From age six, he may have attended a madrasa and received comprehensive education in Islamic studies, history, geography, comparative religion, the sciences, grammar, rhetoric and Qurʾanic commentary. Ibrahim al-Abyari, author of Turāth al-Insaniyah says al-Nadim studied with al-Hasan ibn Sawwar, a logician and translator of science books; Yunus al-Qass, translator of classical mathematical texts; and Abu al-Hasan Muhammad ibn Yusuf al-Naqit, scholar in Greek science.
An inscription, in an early copy of al-Fihrist, probably by the historian al-Maqrizi, relates that al-Nadim was a pupil of the jurist Abu Sa'id al-Sirafi (d.978/9), the poet Abu al-Faraj al-Isfahani, and the historian Abu Abdullah al-Marzubani and others.  Al-Maqrizi's phrase 'but no one quoted him', would imply al-Nadim himself did not teach. While attending lectures of some of the leading scholars of the tenth century, he served an apprenticeship in his father's profession, the book trade. His father, a bookdealer and owner of a prosperous bookstore, commissioned al-Nadim to buy manuscripts from dealers.  Al-Nadim, with the other calligrapher scribes employed, would then copy these for the customers. The bookshop, customarily on an upper floor, would have been a popular hangout for intellectuals.

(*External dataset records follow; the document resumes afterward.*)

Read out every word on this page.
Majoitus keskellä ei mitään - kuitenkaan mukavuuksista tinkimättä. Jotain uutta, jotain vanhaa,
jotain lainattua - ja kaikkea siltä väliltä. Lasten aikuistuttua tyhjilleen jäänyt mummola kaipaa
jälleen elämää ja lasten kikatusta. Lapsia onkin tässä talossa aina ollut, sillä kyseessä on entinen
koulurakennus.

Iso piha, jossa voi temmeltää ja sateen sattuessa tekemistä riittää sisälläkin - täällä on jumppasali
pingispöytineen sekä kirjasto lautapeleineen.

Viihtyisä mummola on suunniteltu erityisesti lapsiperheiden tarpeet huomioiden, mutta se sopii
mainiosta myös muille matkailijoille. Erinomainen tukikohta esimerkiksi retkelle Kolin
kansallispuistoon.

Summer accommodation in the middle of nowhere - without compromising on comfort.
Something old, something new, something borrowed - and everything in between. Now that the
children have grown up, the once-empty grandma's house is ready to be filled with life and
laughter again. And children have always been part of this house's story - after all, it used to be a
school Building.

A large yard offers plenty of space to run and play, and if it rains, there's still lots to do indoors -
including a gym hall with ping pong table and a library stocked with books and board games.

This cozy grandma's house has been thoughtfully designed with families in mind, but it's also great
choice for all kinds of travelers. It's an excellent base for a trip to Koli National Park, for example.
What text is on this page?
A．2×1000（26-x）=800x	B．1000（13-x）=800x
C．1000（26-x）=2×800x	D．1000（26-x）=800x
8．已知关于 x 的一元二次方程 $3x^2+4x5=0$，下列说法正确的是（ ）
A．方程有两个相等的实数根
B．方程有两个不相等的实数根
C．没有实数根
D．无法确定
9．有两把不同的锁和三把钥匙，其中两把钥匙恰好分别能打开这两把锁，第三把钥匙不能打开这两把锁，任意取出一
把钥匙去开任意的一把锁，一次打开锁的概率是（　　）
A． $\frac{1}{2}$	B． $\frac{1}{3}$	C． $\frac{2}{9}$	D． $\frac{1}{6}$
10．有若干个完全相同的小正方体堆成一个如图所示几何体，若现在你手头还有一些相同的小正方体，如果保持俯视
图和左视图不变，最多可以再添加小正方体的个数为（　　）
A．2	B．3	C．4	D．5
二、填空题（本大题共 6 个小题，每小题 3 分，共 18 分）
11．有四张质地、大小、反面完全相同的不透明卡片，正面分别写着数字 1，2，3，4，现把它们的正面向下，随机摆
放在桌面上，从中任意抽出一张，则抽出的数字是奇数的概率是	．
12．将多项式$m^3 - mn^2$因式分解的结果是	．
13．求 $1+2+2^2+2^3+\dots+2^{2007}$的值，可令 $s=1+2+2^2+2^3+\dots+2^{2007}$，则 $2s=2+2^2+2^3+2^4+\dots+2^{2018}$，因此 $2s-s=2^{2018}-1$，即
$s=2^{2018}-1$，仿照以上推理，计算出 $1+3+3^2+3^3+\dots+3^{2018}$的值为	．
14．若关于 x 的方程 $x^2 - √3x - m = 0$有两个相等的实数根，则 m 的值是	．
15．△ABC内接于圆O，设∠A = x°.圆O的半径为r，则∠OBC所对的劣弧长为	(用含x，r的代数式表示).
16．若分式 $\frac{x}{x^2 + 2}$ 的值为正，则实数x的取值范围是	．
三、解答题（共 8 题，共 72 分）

He probably visited the intellectual centers at Basra and Kufa in search of scholarly material.  He may have visited Aleppo, a center of literature and culture under the rule of Sayf al-Dawla. In a library in Mosul he found a fragment of a book by Euclid and works of poetry.  Al-Nadim may have served as 'Court Companion' to Nasir al-Dawla,  a Hamdanid ruler of Mosul who promoted learning. His family were highly educated and he, or his ancestor, may have been a 'member of the Round Table of the prince'. The Buyid caliph 'Adud al-Dawla (r. 356–367 H), was the great friend of arts and sciences, loved poets and scholars, gave them salaries, and founded a significant library. More probably service at the court of Mu'izz al-Dawla, and later his son Izz al-Dawlah's, in Baghdad, earned him the title. He mentions meeting someone in Dar al-Rum in 988, about the period of the book's compilation. However, it is probable that, here, 'Dar al-Rum' refers to the Greek Orthodox sector of Baghdad rather than Constantinople.

Others among his wide circle of elites were Ali ibn Harun ibn al-Munajjim (d. 963), of the Banu Munajjim and the Christian philosopher Ibn al-Khammar. He admired Abu Sulayman Sijistani, son of Ali bin Isa the "Good Vizier" of the Banu al-Jarrah, for his knowledge of philosophy, logic and the Greek, Persian and Indian sciences, especially Aristotle.  The physician Ibn Abi Usaibia (d. 1273), mentions al-Nadim thirteen times and calls him a writer, or perhaps a government secretary. Al-Nadim's kunya 'Abu al-Faraj' indicates he was married with at least one son.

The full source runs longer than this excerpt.